I don't know what you mean by cable reel, so I can't answer that question.
The most common cause of horn failure, are the horns themselves. Of course it's unlikely both would die at the same time, but if you're like me and only use the horn every few months, you would not have noticed when the first horn died.
Since you have already accessed the connectors on the horn, it would be a simple step to just remove the connector and connect the horn to the positive terminal of the battery (using a piece of wire). If the horn doesn't work with the jumper wire it might be a good idea to remove the horn and clean the mounting brackets to ensure you have a good clean ground point. You can eliminate this most probable cause in only a minute before speculating on more unlikely causes.
If you hear the clicking, then the integration relay must be working. Like Rick suggested, run a wire from the positive terminal of the battery to each horn connector. If they work, then check for voltage at the wiring where it plugs into the horns when the horn pad is pressed.
Just because the relay is clicking does not mean it is working. The click is caused when the coil is energized, and the contacts close.
You could be missing the power input at the relay, which is supplied by the horn fuse. I would get a test light on the horn connectors. I doubt both horns quit at the same time.
Looking at the schematic, it is a very simple circuit. At the horn relay you will have two power sources, both supplied by the 10A fuse in the engine room junction box marked HORN.
One power source is for the coil, and the other power source is for the horn relay contacts. When the horn pad is depressed, this supplies a ground for the coil. This causes the contacts to close.
Once the contacts are closed, power flows from the fuse, through the contacts to the horns provided there is power at the contact point and that the circuit from the relay to the horns is intact.
Try hot wiring each horn to verify that they work.
The clockspring in the steering column could be bad, but since you have nothing with the fob too, then I doubt that is the problem.
Looking at my information sources, this is not a common problem with the RAV4.
As a first step, verify with a test light that you have two positions in the relay connector that have power.
Thanks all! I guess the bumper cover is coming off tomorrow.
As you all suggested I will have to test each horn.
@ FixIt, thanks for the picture - per your picture does it mean that I missed a 15A fuse at the "instrument panel j/b"? I am not good at reading electrical diagrams.. but it looks like even if there is a burnt out fuse @ the instrument panel j/b the panic alarm should still work?
@ FixIt, thanks for the picture - per your picture does it mean that I missed a 15A fuse at the "instrument panel j/b"? I am not good at reading electrical diagrams.. but it looks like even if there is a burnt out fuse @ the instrument panel j/b the panic alarm should still work?

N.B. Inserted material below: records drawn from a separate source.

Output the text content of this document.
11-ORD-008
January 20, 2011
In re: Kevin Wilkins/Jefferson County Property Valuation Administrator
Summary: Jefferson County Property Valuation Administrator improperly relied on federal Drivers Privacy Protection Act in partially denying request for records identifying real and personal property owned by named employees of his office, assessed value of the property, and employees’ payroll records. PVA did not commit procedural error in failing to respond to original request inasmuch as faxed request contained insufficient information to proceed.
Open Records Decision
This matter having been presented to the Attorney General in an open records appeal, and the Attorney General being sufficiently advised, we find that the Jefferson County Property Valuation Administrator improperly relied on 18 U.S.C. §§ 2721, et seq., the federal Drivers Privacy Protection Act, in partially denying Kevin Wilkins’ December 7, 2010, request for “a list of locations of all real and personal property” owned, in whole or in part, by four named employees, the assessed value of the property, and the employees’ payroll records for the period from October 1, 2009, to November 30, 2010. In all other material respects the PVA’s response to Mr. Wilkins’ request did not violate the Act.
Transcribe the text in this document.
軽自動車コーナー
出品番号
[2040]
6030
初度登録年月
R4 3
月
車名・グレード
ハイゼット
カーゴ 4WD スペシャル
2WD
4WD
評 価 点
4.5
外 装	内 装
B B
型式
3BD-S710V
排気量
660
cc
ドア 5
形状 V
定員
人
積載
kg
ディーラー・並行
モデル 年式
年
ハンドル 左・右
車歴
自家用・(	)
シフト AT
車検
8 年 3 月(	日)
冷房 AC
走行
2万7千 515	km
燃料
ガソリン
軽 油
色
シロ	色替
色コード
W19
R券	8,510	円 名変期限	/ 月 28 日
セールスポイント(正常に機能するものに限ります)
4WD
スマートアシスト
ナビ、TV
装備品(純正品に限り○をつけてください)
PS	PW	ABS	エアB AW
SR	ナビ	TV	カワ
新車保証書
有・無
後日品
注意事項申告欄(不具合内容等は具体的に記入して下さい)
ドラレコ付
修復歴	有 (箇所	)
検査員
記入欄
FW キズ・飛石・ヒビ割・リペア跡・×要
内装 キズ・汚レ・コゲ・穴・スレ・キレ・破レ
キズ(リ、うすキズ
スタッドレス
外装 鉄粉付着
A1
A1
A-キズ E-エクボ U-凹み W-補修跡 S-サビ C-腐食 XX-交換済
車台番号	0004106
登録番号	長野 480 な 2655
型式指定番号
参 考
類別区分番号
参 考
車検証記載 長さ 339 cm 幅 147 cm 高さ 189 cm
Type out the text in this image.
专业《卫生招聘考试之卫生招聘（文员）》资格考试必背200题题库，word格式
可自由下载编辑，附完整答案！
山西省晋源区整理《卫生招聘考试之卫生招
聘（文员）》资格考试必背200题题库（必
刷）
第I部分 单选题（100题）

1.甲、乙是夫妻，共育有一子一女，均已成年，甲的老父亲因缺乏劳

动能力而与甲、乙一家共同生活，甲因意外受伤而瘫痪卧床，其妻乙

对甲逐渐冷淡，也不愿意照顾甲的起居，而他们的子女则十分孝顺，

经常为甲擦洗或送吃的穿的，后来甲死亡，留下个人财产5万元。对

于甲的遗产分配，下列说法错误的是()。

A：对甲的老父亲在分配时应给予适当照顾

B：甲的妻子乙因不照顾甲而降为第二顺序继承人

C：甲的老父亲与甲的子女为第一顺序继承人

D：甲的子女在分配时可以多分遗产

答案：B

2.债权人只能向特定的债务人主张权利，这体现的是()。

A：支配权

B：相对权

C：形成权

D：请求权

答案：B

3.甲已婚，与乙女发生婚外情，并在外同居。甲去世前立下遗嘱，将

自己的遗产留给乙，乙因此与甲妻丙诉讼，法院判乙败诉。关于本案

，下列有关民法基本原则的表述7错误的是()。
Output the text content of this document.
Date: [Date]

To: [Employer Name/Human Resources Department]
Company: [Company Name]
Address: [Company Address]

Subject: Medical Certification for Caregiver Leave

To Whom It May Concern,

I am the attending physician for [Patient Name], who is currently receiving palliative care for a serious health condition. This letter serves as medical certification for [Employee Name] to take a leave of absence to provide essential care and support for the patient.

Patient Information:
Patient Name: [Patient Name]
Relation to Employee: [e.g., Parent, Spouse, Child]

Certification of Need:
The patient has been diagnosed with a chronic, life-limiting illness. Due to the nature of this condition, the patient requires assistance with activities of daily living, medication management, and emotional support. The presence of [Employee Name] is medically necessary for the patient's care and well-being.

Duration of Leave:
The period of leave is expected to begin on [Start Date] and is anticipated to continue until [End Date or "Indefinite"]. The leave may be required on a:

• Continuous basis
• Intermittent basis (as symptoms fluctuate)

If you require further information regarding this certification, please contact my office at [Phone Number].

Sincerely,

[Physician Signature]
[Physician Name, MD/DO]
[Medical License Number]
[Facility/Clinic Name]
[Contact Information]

That is not a 15 amp fuse. It is pin 15 at the Body Control Module. The BCM is what triggers the horns when the fob is pressed and if equipped, sounds the horns when the alarm is tripped. That is why it is teed off the signal side of the relay.
Before you pull the front bumper cover, check for the right voltages and signals at the horn relay. That is a lot easier. Unless something chewed through the wires, I would bet JuneBug's paycheck that both horns are not bad.
I was able to replace the horns on mine by removing only the plastic piece between the top of the grill and radiator. Kind of fiddly, but seemed simpler than removing the cover.
And I don't have long or thin arms or fingers.